Very interested in this course to up my skills from beginner-intermediate to intermediate-advanced. From what I see on LinkedIn the top buy-side shops likes to hire Quants who are very good programmers, oftentimes majoring in CS and having done software engineering internships, if they are coming in at the undergrad level (like I am).
Yes, the course is quite comprehensive in topics, and as you progress beyond level 1, it has some very practical 'toy' exercises and a case study to solidify your knowledge. There are also documents called 'Tips, Tricks, & Pitfalls' provided with each level, that contain useful pointers of issues that often come up in practice.

There are some additional 'production' topics such as unit testing, design patterns, and code management (i.e. GIT) that are beyond the scope of the course, but may be presented as followup 'mini-modules' in the future (along with other topics).

A 'very good programmer', from my experience, is one who has progressed beyond the 'science' of coding, and has mastered the 'art'. The course gives you the tools, practice, and guidance (i.e. personal code feedback) you need to get well on your way there; but ultimately, practicing and debugging through/reviewing other people's code is paramount.

It's also worth noting that if your goal is to become a good software engineer, versus simply becoming good at Python, then I'd recommend learning C++ first, as there are a lot of important, low level aspects of programming and design that get lost when learning Python first (see FAQ: Python Online Course).

Disclaimer: I am the course originator.
 
I think I just need to be good at Python as someone who is already a quant in an asset management firm. Hopefully we will be able to have access to the mini-modules as well!
 
I would interested in the course if it helps you structure your work better. For me my python notebooks I’ll be all over the place and don’t have good structure. Would be nice to do some data science structures well.
 
I would interested in the course if it helps you structure your work better. For me my python notebooks I’ll be all over the place and don’t have good structure. Would be nice to do some data science structures well.
One of the great things about Python is that it can be used in practice, to some extent, with only limited knowledge of the language. This benefit can also be a major drawback though, as there are many 'superficial' Python coders out there, writing inefficient and unmaintainable code. What was initially a simple script to do some quick data analysis in a notebook, starts to build up, code gets duplicated, and becomes a nightmare to run, extend, and maintain.

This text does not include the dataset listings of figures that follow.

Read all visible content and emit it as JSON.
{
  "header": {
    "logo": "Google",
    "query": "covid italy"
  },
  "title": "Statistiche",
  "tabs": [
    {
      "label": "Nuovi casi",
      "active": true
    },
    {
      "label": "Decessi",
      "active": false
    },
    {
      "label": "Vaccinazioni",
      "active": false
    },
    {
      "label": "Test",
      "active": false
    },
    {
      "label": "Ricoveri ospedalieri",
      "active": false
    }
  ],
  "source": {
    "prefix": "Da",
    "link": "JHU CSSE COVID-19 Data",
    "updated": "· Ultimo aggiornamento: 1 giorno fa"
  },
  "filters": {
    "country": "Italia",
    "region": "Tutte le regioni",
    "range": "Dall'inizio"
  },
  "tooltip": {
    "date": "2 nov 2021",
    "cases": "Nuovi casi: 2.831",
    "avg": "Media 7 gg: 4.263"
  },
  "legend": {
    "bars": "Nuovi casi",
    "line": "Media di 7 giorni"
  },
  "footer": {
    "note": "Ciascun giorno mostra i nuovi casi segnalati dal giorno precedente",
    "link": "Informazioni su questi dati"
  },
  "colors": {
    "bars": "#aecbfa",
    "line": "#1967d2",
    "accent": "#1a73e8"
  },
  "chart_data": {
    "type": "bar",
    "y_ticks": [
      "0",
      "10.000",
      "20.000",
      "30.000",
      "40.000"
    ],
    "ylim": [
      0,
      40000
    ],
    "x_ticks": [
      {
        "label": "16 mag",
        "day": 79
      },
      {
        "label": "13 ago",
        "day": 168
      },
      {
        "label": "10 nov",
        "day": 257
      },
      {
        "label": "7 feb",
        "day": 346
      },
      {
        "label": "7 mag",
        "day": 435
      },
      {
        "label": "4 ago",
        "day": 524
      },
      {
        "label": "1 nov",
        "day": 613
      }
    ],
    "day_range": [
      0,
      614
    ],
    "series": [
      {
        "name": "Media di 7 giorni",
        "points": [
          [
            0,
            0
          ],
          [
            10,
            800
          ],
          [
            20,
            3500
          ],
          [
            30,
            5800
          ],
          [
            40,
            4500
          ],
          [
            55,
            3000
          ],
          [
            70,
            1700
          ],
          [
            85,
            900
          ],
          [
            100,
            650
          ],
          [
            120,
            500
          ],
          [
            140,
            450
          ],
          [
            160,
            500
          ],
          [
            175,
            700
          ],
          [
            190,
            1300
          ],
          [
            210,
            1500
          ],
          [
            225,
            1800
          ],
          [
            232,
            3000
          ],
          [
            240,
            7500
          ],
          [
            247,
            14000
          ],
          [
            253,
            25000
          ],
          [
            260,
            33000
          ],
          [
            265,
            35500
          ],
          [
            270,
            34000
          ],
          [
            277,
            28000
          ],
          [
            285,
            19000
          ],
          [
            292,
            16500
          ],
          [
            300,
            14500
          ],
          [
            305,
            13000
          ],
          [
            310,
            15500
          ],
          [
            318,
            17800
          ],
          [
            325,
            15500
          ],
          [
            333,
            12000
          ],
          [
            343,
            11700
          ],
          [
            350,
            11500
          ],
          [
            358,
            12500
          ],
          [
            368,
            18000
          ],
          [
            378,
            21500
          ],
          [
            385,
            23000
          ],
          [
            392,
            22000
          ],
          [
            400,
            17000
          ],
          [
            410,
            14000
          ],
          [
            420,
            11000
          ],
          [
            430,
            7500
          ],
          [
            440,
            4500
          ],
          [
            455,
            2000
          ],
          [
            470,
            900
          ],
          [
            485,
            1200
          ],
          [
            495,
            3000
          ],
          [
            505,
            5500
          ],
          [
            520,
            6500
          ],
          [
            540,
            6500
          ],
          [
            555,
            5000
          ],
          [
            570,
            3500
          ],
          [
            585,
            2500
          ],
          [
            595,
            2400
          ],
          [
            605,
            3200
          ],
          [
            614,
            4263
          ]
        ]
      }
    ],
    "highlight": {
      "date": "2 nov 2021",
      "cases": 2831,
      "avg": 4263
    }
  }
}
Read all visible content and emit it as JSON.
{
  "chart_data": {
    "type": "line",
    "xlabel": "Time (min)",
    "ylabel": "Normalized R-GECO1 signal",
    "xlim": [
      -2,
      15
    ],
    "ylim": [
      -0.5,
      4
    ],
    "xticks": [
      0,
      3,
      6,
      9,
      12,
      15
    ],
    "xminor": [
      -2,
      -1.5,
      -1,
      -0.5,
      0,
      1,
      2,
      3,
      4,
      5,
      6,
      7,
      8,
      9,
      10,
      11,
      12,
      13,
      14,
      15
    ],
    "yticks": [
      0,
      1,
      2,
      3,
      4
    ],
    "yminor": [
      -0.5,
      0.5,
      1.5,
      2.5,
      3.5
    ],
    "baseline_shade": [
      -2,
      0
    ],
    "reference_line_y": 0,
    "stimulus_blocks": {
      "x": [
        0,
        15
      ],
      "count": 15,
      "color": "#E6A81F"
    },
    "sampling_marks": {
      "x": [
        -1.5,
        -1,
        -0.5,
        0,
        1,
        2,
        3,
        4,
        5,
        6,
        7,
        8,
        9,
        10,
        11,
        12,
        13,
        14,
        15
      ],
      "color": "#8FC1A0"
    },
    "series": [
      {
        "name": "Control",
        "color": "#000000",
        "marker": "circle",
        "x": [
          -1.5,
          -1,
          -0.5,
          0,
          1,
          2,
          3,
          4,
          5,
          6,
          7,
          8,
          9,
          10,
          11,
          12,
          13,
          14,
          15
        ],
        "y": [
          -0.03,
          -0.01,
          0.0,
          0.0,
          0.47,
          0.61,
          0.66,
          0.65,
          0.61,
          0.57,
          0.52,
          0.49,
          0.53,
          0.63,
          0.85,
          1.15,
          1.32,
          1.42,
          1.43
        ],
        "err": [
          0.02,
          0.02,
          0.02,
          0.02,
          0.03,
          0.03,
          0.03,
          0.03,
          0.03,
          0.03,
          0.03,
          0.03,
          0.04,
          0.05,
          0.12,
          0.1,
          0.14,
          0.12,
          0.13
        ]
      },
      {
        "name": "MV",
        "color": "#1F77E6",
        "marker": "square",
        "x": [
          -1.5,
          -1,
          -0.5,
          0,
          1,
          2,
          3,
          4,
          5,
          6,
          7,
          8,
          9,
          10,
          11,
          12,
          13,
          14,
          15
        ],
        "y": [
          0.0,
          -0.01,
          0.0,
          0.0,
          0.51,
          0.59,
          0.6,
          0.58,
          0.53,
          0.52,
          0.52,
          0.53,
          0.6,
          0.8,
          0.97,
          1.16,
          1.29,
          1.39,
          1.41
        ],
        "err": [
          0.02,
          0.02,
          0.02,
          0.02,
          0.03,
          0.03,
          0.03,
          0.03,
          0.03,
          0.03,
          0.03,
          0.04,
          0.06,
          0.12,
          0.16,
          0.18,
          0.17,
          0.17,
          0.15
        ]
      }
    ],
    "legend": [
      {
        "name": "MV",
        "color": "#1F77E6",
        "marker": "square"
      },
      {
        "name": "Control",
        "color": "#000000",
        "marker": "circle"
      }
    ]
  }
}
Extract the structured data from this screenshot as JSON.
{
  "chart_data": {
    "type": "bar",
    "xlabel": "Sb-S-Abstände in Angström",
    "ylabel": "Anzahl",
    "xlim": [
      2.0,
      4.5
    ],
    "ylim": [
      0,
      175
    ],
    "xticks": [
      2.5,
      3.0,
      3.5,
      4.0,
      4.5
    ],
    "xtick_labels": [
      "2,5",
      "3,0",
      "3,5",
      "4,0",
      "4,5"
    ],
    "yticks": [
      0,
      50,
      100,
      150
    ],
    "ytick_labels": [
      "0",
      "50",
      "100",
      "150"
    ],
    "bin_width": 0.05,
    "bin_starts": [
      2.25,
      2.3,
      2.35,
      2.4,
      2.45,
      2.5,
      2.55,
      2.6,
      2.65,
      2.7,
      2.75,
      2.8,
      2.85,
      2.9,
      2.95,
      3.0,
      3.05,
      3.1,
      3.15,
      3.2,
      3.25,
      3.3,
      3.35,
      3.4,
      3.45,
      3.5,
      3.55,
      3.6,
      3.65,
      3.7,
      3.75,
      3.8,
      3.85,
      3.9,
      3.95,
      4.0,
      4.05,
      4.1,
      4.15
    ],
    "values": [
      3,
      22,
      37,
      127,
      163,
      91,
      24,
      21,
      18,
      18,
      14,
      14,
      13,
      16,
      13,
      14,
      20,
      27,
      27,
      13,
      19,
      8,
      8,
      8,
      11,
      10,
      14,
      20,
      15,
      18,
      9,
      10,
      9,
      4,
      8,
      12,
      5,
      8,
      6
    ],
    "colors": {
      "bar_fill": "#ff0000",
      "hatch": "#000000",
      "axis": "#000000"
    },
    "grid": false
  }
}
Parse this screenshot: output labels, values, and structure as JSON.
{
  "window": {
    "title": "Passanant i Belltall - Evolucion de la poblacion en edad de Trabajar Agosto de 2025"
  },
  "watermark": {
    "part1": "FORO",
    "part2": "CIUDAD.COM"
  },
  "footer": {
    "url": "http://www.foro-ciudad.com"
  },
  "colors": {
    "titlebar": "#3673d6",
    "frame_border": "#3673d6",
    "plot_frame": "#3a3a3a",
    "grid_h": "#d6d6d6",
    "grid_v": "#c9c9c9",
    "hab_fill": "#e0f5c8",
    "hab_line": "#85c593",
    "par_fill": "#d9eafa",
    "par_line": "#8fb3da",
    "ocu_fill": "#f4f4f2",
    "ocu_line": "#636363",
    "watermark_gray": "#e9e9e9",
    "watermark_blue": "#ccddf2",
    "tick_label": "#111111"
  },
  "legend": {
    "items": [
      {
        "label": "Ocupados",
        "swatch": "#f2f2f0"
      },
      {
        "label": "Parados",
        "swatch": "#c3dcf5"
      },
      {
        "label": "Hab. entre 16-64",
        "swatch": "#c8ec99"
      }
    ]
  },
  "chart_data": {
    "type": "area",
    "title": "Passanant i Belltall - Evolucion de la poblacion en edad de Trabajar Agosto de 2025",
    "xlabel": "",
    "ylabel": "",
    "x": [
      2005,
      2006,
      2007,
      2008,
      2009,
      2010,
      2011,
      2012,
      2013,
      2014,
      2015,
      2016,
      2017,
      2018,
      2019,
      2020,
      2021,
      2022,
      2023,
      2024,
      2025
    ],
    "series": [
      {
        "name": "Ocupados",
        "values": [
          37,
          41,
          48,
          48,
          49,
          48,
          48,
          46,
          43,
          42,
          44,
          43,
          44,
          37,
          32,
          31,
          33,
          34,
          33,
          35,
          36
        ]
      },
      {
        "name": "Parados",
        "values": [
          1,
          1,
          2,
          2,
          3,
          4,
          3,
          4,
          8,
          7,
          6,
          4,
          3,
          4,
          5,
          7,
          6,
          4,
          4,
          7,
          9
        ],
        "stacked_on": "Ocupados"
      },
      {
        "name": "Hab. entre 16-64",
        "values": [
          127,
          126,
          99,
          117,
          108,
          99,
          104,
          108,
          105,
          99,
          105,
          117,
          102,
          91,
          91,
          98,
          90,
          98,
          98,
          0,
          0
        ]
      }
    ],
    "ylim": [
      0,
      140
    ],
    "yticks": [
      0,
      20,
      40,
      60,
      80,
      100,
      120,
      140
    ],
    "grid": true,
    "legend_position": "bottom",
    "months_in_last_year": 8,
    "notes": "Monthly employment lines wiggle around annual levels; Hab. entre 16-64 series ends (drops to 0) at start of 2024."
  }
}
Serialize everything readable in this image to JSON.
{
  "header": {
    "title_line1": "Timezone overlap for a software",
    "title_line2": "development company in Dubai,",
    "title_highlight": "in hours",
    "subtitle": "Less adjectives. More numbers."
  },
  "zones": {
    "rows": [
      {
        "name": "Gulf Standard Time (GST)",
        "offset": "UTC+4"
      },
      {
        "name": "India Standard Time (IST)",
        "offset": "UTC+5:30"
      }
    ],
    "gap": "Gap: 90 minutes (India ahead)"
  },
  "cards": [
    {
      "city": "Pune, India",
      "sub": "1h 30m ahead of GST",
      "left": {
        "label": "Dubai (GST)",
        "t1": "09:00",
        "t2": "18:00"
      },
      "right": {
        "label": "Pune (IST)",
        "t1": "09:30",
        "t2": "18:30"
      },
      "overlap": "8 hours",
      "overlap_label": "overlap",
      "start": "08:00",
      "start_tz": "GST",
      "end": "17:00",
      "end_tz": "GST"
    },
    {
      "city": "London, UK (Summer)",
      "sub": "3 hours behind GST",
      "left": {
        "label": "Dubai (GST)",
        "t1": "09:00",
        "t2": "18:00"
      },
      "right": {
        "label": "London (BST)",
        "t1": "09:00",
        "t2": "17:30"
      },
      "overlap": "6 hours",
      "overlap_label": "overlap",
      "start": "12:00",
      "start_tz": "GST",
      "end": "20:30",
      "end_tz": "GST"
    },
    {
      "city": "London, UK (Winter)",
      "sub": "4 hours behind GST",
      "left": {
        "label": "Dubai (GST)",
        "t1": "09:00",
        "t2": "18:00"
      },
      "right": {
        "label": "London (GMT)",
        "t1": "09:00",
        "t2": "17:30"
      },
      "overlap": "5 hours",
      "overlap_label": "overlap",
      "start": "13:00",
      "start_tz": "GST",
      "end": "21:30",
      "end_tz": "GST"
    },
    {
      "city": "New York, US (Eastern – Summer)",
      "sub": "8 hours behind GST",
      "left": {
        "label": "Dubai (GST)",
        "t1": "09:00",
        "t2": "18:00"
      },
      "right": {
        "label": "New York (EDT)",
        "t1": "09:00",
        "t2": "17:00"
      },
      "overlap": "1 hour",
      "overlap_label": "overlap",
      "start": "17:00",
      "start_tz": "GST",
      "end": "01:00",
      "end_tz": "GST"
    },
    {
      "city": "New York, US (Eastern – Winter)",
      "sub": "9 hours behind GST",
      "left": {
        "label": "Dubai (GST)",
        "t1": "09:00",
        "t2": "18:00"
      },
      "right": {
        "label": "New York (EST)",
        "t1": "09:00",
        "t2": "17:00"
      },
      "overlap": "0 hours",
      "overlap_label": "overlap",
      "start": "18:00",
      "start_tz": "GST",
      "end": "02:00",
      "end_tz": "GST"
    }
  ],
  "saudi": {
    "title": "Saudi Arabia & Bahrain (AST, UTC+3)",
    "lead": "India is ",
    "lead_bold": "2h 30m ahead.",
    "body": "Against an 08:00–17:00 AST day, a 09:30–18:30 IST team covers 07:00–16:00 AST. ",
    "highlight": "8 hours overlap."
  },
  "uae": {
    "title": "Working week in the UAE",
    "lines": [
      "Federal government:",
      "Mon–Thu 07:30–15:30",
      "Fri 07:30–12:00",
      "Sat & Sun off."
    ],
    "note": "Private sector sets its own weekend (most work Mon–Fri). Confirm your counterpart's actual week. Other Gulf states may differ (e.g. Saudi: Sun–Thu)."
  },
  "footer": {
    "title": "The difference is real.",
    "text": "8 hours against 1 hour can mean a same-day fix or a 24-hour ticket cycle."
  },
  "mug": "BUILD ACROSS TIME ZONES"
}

The first part of the course focuses on Python as a programming language (using PyCharm). Many of the exercises and project are full Python programs, and there is a strong focus on writing well structured code, similar to the QN C++ courses.

The second part of the course utilizes Anaconda/JupyterLab and focuses on data: Tabular data, data visualization, and a brief high level intro to ML, with some interesting examples/applications.
 

Daniel Duffy

C++ author, trainer
Will the course teach good software principles that are often neglected by Python users?

1. Not so much neglect, more like no one out there (yet) to tell them how. I have several Python books but most are anaemic at the design level IMHO.
2. Universities have their strengths for sure, but in general the concept of writing flexible and maintainable software systems does not seem to be on the radar.
3. Without good decomposition techniques, Python programs run the risk of becoming 'great balls of mud'.
 

Daniel Duffy

C++ author, trainer
I would interested in the course if it helps you structure your work better. For me my python notebooks I’ll be all over the place and don’t have good structure. Would be nice to do some data science structures well.
Is that the same as 'data structure', likes dict, set, matrices, HDF5?